In many cases, a wealth of unstructured data lies within documents without set formats. Structify allows you to upload these documents and extract the data you need from them.

Uploading Documents

You can upload documents to Structify using structify.documents.upload by passing the file in binary mode. You will also need to specify the path you want to store the document on your Structify account, along with the type of document.

from structify import Structify
structify = Structify(api_key="your-api-key-here")

file = "/path/to/your/document.pdf"

client.documents.upload(
    content=open(file, "rb").read(),
    path=b"/path/on/your/Structify/remote.pdf",
    file_type="PDF"
)

Currently, we support the following document formats:

  • PDFs

  • Text files (TXT, CSV, etc.)

  • Images (JPG, PNG, etc.)

We are working to support more formats in the future, such as:

  • Word documents (DOCX)

  • Excel spreadsheets (XLSX)

  • PowerPoint presentations (PPTX)

In the meantime, we recommend converting all your documents to either PDFs or images before uploading them to Structify. With the DocumentImage structuring endpoint (read more about it in the Structuring Data section), you can extract data from any document type after converting it to an image.

Once you’ve uploaded them, you can use our other document endpoints to list, download, and delete the documents.

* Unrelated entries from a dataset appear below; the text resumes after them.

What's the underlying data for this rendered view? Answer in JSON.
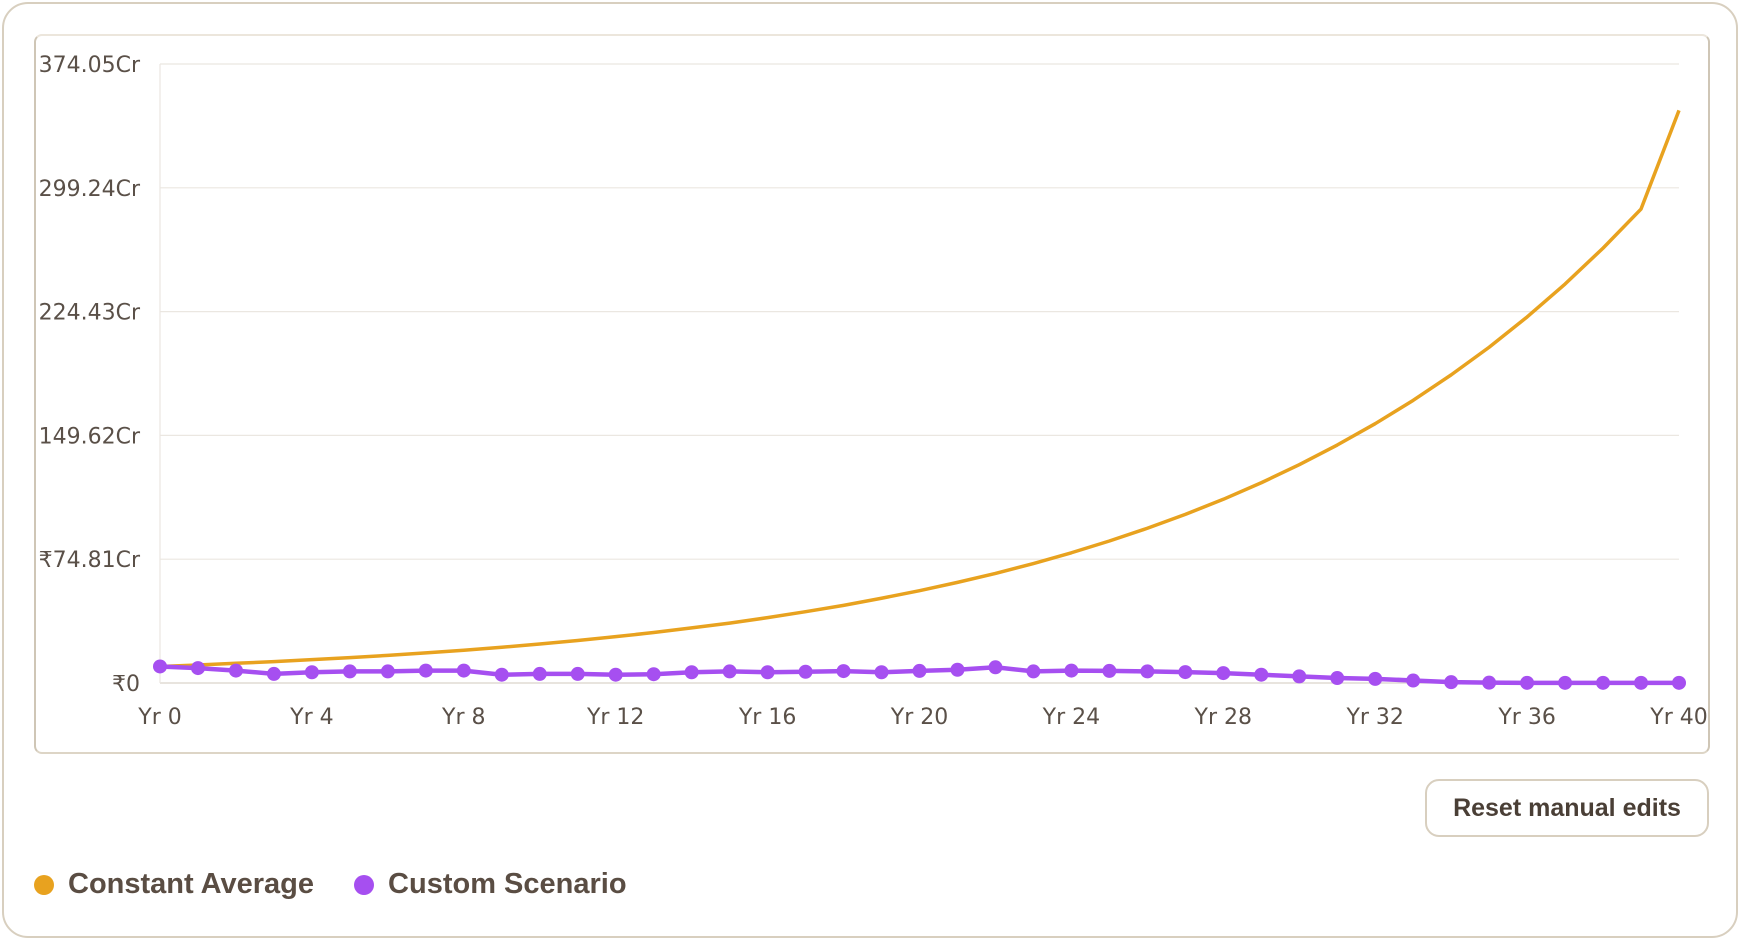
{
  "chart_data": {
    "type": "line",
    "y_ticks": [
      "₹0",
      "₹74.81Cr",
      "149.62Cr",
      "224.43Cr",
      "299.24Cr",
      "374.05Cr"
    ],
    "x_ticks": [
      "Yr 0",
      "Yr 4",
      "Yr 8",
      "Yr 12",
      "Yr 16",
      "Yr 20",
      "Yr 24",
      "Yr 28",
      "Yr 32",
      "Yr 36",
      "Yr 40"
    ],
    "ylim": [
      0,
      374.05
    ],
    "xlim": [
      0,
      40
    ],
    "y_unit": "Cr",
    "grid": true,
    "legend_position": "bottom-left",
    "x": [
      0,
      1,
      2,
      3,
      4,
      5,
      6,
      7,
      8,
      9,
      10,
      11,
      12,
      13,
      14,
      15,
      16,
      17,
      18,
      19,
      20,
      21,
      22,
      23,
      24,
      25,
      26,
      27,
      28,
      29,
      30,
      31,
      32,
      33,
      34,
      35,
      36,
      37,
      38,
      39,
      40
    ],
    "series": [
      {
        "name": "Constant Average",
        "color": "#e8a21f",
        "markers": false,
        "values": [
          10.0,
          10.9,
          11.9,
          12.9,
          14.1,
          15.3,
          16.7,
          18.2,
          19.8,
          21.6,
          23.6,
          25.7,
          28.0,
          30.5,
          33.3,
          36.2,
          39.5,
          43.1,
          46.9,
          51.2,
          55.8,
          60.8,
          66.2,
          72.2,
          78.7,
          85.8,
          93.5,
          101.9,
          111.0,
          121.0,
          131.9,
          143.8,
          156.7,
          170.8,
          186.2,
          202.9,
          221.2,
          241.1,
          262.8,
          286.4,
          346.0
        ]
      },
      {
        "name": "Custom Scenario",
        "color": "#a64ff0",
        "markers": true,
        "values": [
          10.0,
          9.0,
          7.5,
          5.5,
          6.5,
          7.0,
          7.0,
          7.5,
          7.5,
          5.0,
          5.5,
          5.5,
          5.0,
          5.3,
          6.5,
          7.0,
          6.5,
          6.8,
          7.2,
          6.5,
          7.3,
          8.0,
          9.5,
          7.0,
          7.5,
          7.3,
          7.0,
          6.6,
          6.0,
          5.0,
          4.0,
          3.0,
          2.5,
          1.5,
          0.5,
          0.2,
          0.1,
          0.1,
          0.1,
          0.1,
          0.1
        ]
      }
    ]
  },
  "legend": [
    {
      "label": "Constant Average",
      "color": "#e8a21f"
    },
    {
      "label": "Custom Scenario",
      "color": "#a64ff0"
    }
  ],
  "controls": {
    "reset_label": "Reset manual edits"
  }
}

Here are examples of how you would use those endpoints:

# Listing all documents will return a JSON object of all your uploaded documents
structify.documents.list()

# Download a document by specifying the name of the document. This will return the document in binary mode, which we can save to your local machine.
document = structify.documents.download(path='/path/on/your/Structify/remote.pdf')
open("downloaded_document.pdf", "wb").write(document.read())

# Delete a document by specifying the name of the document. This will remove the document from your Structify account.
structify.documents.delete(path='/path/on/your/Structify/remote.pdf')

Extracting Data from Documents

Creating datasets from documents is quite simple. You just use the structify.structure.run or structify.structure.run_async method and specify the document file path or paths you want to include in the dataset through the relevant Python object.

from structify.sources import DocumentImage

structify.structure.run_async(
    dataset="startups",
    source=DocumentImage(path = "/pitchdecks/structify_deck.pdf")
)

And just like that you’ve created a dataset from your documents.